Data tersebut nantinya akan menjadi landasan penting dalam perencanaan pembangunan daerah, penguatan investasi, pengembangan UMKM, serta peningkatan daya saing ekonomi Kota Sukabumi.
“Pelaksanaan Sensus Ekonomi 2026 menjadi bagian penting dalam membangun sistem perencanaan yang lebih terukur dan berbasis kondisi nyata di lapangan. Dari data yang dihasilkan, nantinya diharapkan dapat menjadi landasan dalam penyusunan kebijakan pembangunan di berbagai sektor,” jelasnya.
Selain itu, Ayep menilai sensus ekonomi memiliki peran strategis dalam menciptakan iklim investasi yang lebih sehat dan mendorong pertumbuhan ekonomi yang berkelanjutan.

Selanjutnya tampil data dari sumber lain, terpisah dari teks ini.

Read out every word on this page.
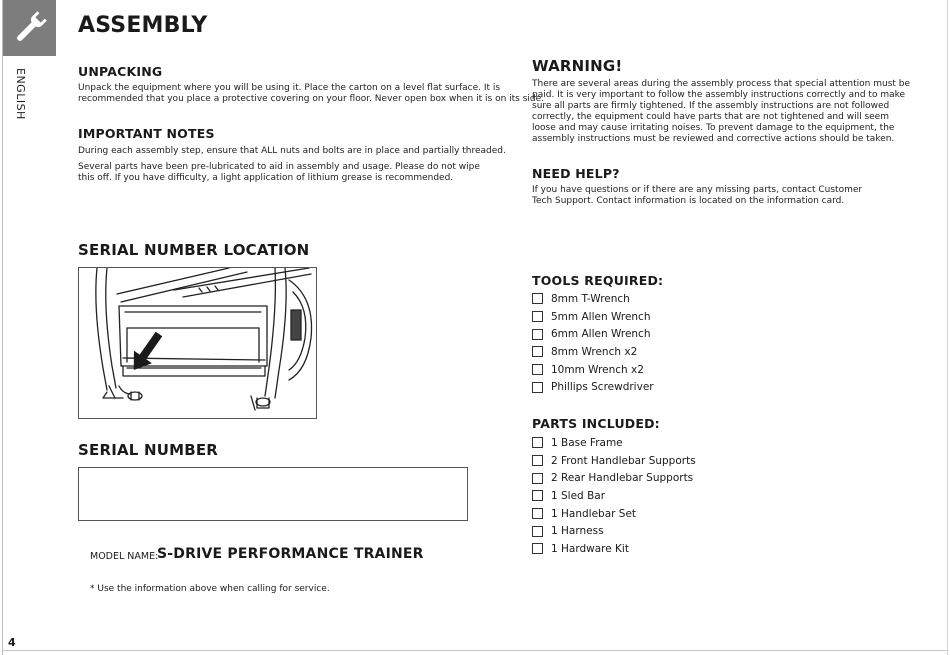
ENGLISH
4
ASSEMBLY
UNPACKING
Unpack the equipment where you will be using it. Place the carton on a level flat surface. It is
recommended that you place a protective covering on your floor. Never open box when it is on its side.
IMPORTANT NOTES
During each assembly step, ensure that ALL nuts and bolts are in place and partially threaded.
Several parts have been pre-lubricated to aid in assembly and usage. Please do not wipe
this off. If you have difficulty, a light application of lithium grease is recommended.
WARNING!
There are several areas during the assembly process that special attention must be
paid. It is very important to follow the assembly instructions correctly and to make
sure all parts are firmly tightened. If the assembly instructions are not followed
correctly, the equipment could have parts that are not tightened and will seem
loose and may cause irritating noises. To prevent damage to the equipment, the
assembly instructions must be reviewed and corrective actions should be taken.
NEED HELP?
If you have questions or if there are any missing parts, contact Customer
Tech Support. Contact information is located on the information card.
SERIAL NUMBER LOCATION
SERIAL NUMBER
MODEL NAME:
S-DRIVE PERFORMANCE TRAINER
* Use the information above when calling for service.
TOOLS REQUIRED:
8mm T-Wrench
5mm Allen Wrench
6mm Allen Wrench
8mm Wrench x2
10mm Wrench x2
Phillips Screwdriver
PARTS INCLUDED:
1 Base Frame
2 Front Handlebar Supports
2 Rear Handlebar Supports
1 Sled Bar
1 Handlebar Set
1 Harness
1 Hardware Kit
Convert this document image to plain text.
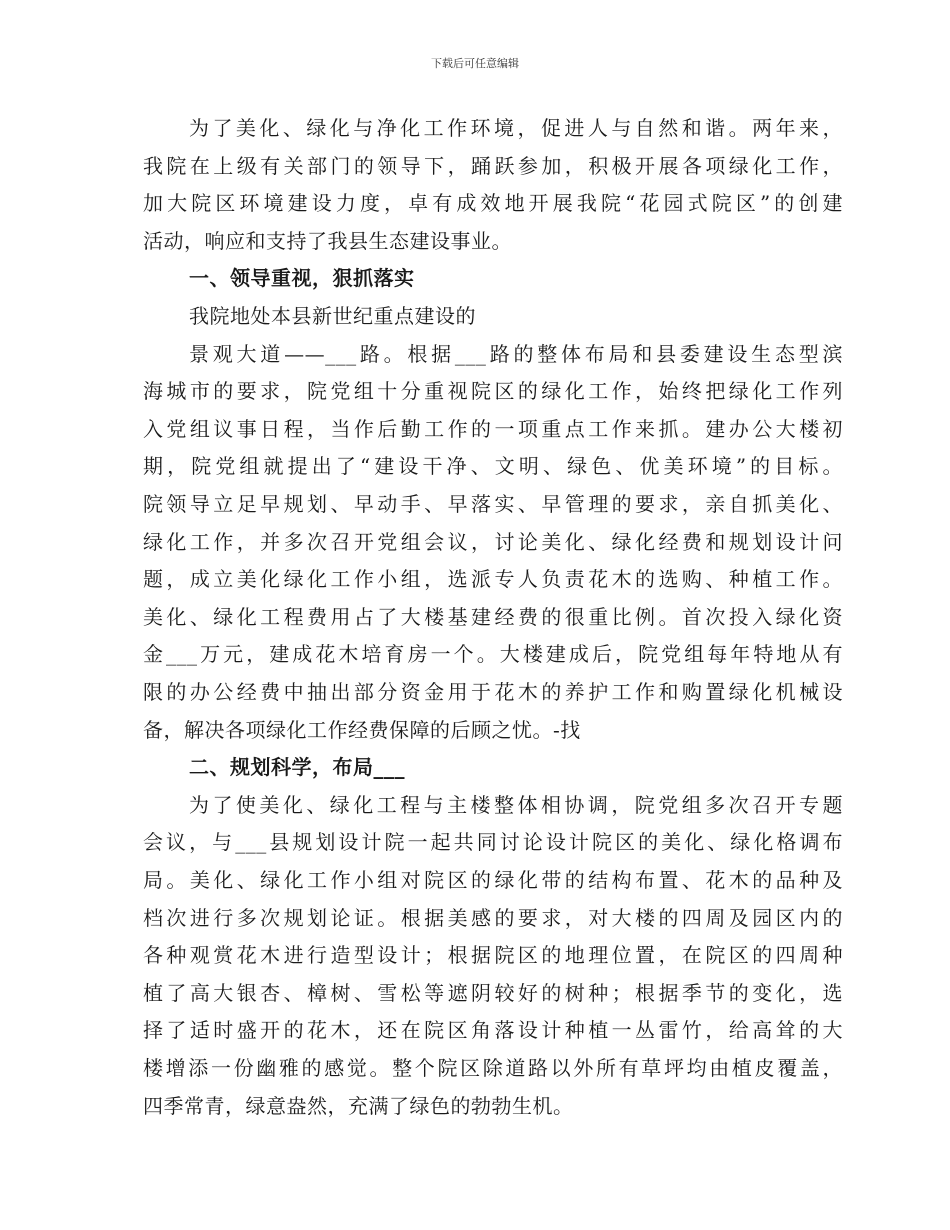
下载后可任意编辑
为了美化、绿化与净化工作环境，促进人与自然和谐。两年来，
我院在上级有关部门的领导下，踊跃参加，积极开展各项绿化工作，
加大院区环境建设力度，卓有成效地开展我院“花园式院区”的创建
活动，响应和支持了我县生态建设事业。
一、领导重视，狠抓落实
我院地处本县新世纪重点建设的
景观大道——___路。根据___路的整体布局和县委建设生态型滨
海城市的要求，院党组十分重视院区的绿化工作，始终把绿化工作列
入党组议事日程，当作后勤工作的一项重点工作来抓。建办公大楼初
期，院党组就提出了“建设干净、文明、绿色、优美环境”的目标。
院领导立足早规划、早动手、早落实、早管理的要求，亲自抓美化、
绿化工作，并多次召开党组会议，讨论美化、绿化经费和规划设计问
题，成立美化绿化工作小组，选派专人负责花木的选购、种植工作。
美化、绿化工程费用占了大楼基建经费的很重比例。首次投入绿化资
金___万元，建成花木培育房一个。大楼建成后，院党组每年特地从有
限的办公经费中抽出部分资金用于花木的养护工作和购置绿化机械设
备，解决各项绿化工作经费保障的后顾之忧。-找
二、规划科学，布局___
为了使美化、绿化工程与主楼整体相协调，院党组多次召开专题
会议，与___县规划设计院一起共同讨论设计院区的美化、绿化格调布
局。美化、绿化工作小组对院区的绿化带的结构布置、花木的品种及
档次进行多次规划论证。根据美感的要求，对大楼的四周及园区内的
各种观赏花木进行造型设计；根据院区的地理位置，在院区的四周种
植了高大银杏、樟树、雪松等遮阴较好的树种；根据季节的变化，选
择了适时盛开的花木，还在院区角落设计种植一丛雷竹，给高耸的大
楼增添一份幽雅的感觉。整个院区除道路以外所有草坪均由植皮覆盖，
四季常青，绿意盎然，充满了绿色的勃勃生机。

Melalui pencanangan SE2026, seluruh elemen masyarakat dan pelaku usaha diharapkan dapat berpartisipasi aktif memberikan data yang benar sehingga proses pendataan berjalan optimal.
“Dengan tersedianya data yang valid dan menyeluruh, pembangunan dapat berjalan lebih terarah, efektif, dan mampu menjawab kebutuhan masyarakat,” pungkas Ayep Zaki.